Baby Games For Month 7: Face Puzzle
Kids can now recognize faces. Cut out a picture of grandma and put it on a puzzle piece. Use another picture of grandma and put it on the puzzle. Let the child match grandma to grandma. You can do the same with all the other important people in his or her life.
Baby Games For Month 8: Peek-a-Boo
Kids can now follow along. A game like Peek-a-Boo is great at this age because they’re in on the joke. They’ll cackle along and want you to do it again.
Baby Games For Month 9: Patty Cake
More motor development means giving high fives and reading the signs that a high-five is desired. That equals a rousing game of Patty Cake.
Baby Games For Month 10: Call and Response
Kids can now follow two-phase patterns. Teaching some call and response is particularly entertaining for onlookers. “When I say MMM you say Bop. Mmm…”
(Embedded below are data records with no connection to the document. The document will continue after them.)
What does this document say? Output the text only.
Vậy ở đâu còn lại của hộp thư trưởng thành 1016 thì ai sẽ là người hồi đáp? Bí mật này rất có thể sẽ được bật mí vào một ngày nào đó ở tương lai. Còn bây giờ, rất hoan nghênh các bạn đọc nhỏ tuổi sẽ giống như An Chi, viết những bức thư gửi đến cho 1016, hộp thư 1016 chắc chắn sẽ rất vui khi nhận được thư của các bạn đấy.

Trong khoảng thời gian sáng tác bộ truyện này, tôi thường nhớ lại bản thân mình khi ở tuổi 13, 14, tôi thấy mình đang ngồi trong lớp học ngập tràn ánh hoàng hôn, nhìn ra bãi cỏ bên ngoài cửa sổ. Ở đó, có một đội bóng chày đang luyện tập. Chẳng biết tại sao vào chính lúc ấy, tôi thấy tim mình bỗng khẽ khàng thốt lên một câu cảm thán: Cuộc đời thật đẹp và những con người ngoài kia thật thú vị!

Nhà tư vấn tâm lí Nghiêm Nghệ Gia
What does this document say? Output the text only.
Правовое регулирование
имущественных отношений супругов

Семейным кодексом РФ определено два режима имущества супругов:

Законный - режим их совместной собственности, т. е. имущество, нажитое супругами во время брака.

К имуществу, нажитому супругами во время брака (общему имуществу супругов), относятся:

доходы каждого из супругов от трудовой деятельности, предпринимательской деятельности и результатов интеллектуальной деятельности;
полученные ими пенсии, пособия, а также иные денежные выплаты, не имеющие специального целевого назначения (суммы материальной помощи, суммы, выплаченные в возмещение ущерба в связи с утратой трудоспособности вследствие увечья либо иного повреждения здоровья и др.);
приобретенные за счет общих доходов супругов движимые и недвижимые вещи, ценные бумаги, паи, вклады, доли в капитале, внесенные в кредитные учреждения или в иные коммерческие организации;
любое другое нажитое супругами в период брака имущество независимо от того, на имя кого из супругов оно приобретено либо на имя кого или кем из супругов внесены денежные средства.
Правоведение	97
Baby Games For Month 11: Spoon Challenge
Kids will now just start to be able to use a spoon on their own. Putting chocolate pudding or another favorite treat that will hold onto the spoon is a great way to help them along.
Baby Games For Month 12: Dot-on-the-Nose
Sometime between 12 and 18 months, kids will be able to discern that they’re the image in a mirror. A fun way to test this out is to put a red dot on their nose. Then show them a mirror. If they haven’t made the connection yet, they’ll reach for the mirror. If they have made the connection, they’ll reach for their own nose.